As fire leaped along the frame of the sedan-chair as if it was seasoned kindling, the rest of von Meggen’s Swiss caught the two crossbowmen, who, apparently startled by the swift response, dropped their recocked crossbows and tried to press back into the crowd to avoid capture. Before they could do so, the Swiss had pulled the assassins down and hands began rising and falling in the scrum beneath which they were buried. Two of those hands held knives.
As Eischoll performed similar, and quite practiced, execution upon the bomb throwers, von Meggen raced to the nearest crossbow, scooped up one of the quarrels that had been abandoned, fitted it, and raised the weapon toward the silhouette atop the Porte Noire.
That attacker had already fled to the northern side of the gate, but then stopped as if surprised, as if he had prepared a method of escape there but now found it mysteriously gone. He began running back across the top of the Roman arch, making for a nearby roof.
Von Meggen gauged carefully, fired—and missed. As did the rifle that spoke from the cathedral’s bell-tower at almost the same second; stone fragments spat out from the top of the arch. The assassin sprinted harder.
Von Meggen seemed to be so absorbed with cursing himself that it took a moment for him to realize that Eischoll was beside him, handing him the other crossbow: loaded. Ignaz von Meggen did not even smile; he grabbed the weapon, raised it, aimed, and fired.

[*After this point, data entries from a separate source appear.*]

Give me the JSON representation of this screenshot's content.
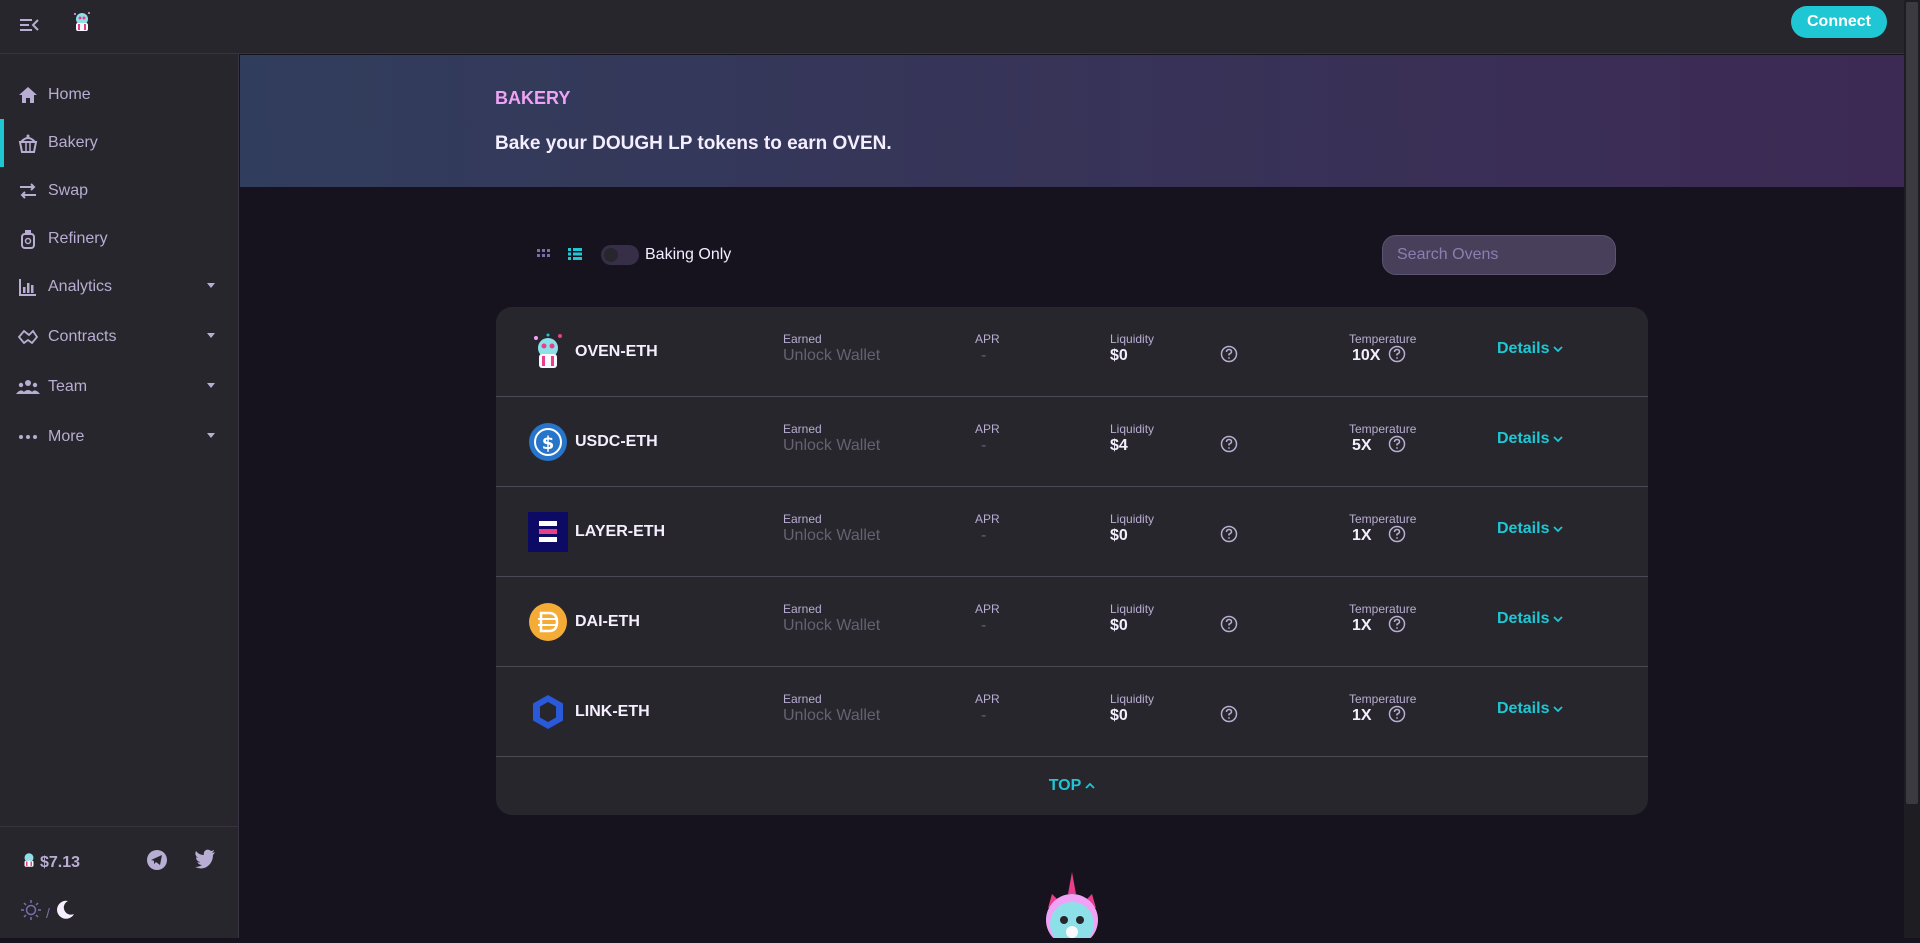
{
  "topbar": {
    "connect_label": "Connect"
  },
  "sidebar": {
    "items": [
      {
        "label": "Home",
        "icon": "home-icon"
      },
      {
        "label": "Bakery",
        "icon": "bakery-icon",
        "active": true
      },
      {
        "label": "Swap",
        "icon": "swap-icon"
      },
      {
        "label": "Refinery",
        "icon": "refinery-icon"
      },
      {
        "label": "Analytics",
        "icon": "analytics-icon",
        "has_submenu": true
      },
      {
        "label": "Contracts",
        "icon": "contracts-icon",
        "has_submenu": true
      },
      {
        "label": "Team",
        "icon": "team-icon",
        "has_submenu": true
      },
      {
        "label": "More",
        "icon": "more-icon",
        "has_submenu": true
      }
    ],
    "footer": {
      "price": "$7.13",
      "theme_separator": "/"
    }
  },
  "banner": {
    "kicker": "BAKERY",
    "title": "Bake your DOUGH LP tokens to earn OVEN."
  },
  "controls": {
    "toggle_label": "Baking Only",
    "toggle_on": false,
    "search_placeholder": "Search Ovens"
  },
  "table": {
    "labels": {
      "earned": "Earned",
      "apr": "APR",
      "liquidity": "Liquidity",
      "temperature": "Temperature",
      "details": "Details"
    },
    "rows": [
      {
        "pair": "OVEN-ETH",
        "icon": "oven-token-icon",
        "earned": "Unlock Wallet",
        "apr": "-",
        "liquidity": "$0",
        "temperature": "10X"
      },
      {
        "pair": "USDC-ETH",
        "icon": "usdc-token-icon",
        "earned": "Unlock Wallet",
        "apr": "-",
        "liquidity": "$4",
        "temperature": "5X"
      },
      {
        "pair": "LAYER-ETH",
        "icon": "layer-token-icon",
        "earned": "Unlock Wallet",
        "apr": "-",
        "liquidity": "$0",
        "temperature": "1X"
      },
      {
        "pair": "DAI-ETH",
        "icon": "dai-token-icon",
        "earned": "Unlock Wallet",
        "apr": "-",
        "liquidity": "$0",
        "temperature": "1X"
      },
      {
        "pair": "LINK-ETH",
        "icon": "link-token-icon",
        "earned": "Unlock Wallet",
        "apr": "-",
        "liquidity": "$0",
        "temperature": "1X"
      }
    ],
    "top_label": "TOP"
  },
  "colors": {
    "accent": "#1fc7d4",
    "kicker": "#f0a3f5",
    "text_secondary": "#b8add2",
    "card": "#27262c",
    "background": "#16131e"
  }
}
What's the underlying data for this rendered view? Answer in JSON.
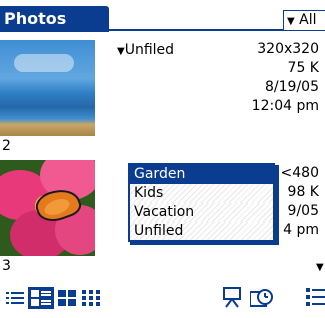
{
  "app": {
    "title": "Photos"
  },
  "category_trigger": {
    "label": "All",
    "icon": "triangle-down-icon"
  },
  "photos": [
    {
      "number": "2",
      "category": "Unfiled",
      "resolution": "320x320",
      "size": "75 K",
      "date": "8/19/05",
      "time": "12:04 pm"
    },
    {
      "number": "3",
      "resolution": "<480",
      "size": "98 K",
      "date": "9/05",
      "time": "4 pm"
    }
  ],
  "category_popup": {
    "items": [
      "Garden",
      "Kids",
      "Vacation",
      "Unfiled"
    ],
    "selected_index": 0
  },
  "toolbar": {
    "view_icons": [
      "list-view-icon",
      "detail-view-icon",
      "grid-view-icon",
      "thumbnail-view-icon"
    ],
    "active_view_index": 1,
    "right_icons": [
      "slideshow-icon",
      "clock-icon",
      "menu-icon"
    ]
  },
  "colors": {
    "accent": "#0a3c90"
  }
}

The assassin let out a faint cry. Hit just below the hip, he staggered, and pitched over the far side of the arch. Eischoll shouted for the Swiss to follow him, and with blades out, they rushed toward the twitching body that was face down on the street cobbles. The ones who reached it first were the older impostors. Their knife work was every bit as swift and efficient as Eischoll’s had been.
Müller was silent for a long moment, did not notice that Gasquet was already returning the telescope to its case and policing the area to make sure they had not left any spoor to mark their position. “Were they your men?” Müller asked in a voice of almost childlike uncertainty.
“They were. We must go. Now.”
“Yes. But—did you really think they could succeed?”
“At killing Urban? It was possible, but unlikely.”
“Then why—?”
Gasquet rounded on the Swiss. “To give young Freiherr von Meggen an opportunity to prove his and his men’s loyalty to the pope. And now, they’ve demonstrated their eagerness to risk their lives in his service.”
“So…so you meant to kill your own men?”
Gasquet sneered as they crept toward the edge of the roof that faced away from the cathedral. “If by ‘my men’ you mean those ill-trained cutthroats I retained a week ago with a few silver pennies and a few flagons of wine, then yes, I did. Now, hurry, or I may begin considering a similar fate for you.”
As Müller complied hastily and Gasquet gauged the jump down to the ground, he thought, As if I’m not already doing exactly that, you Swiss oaf.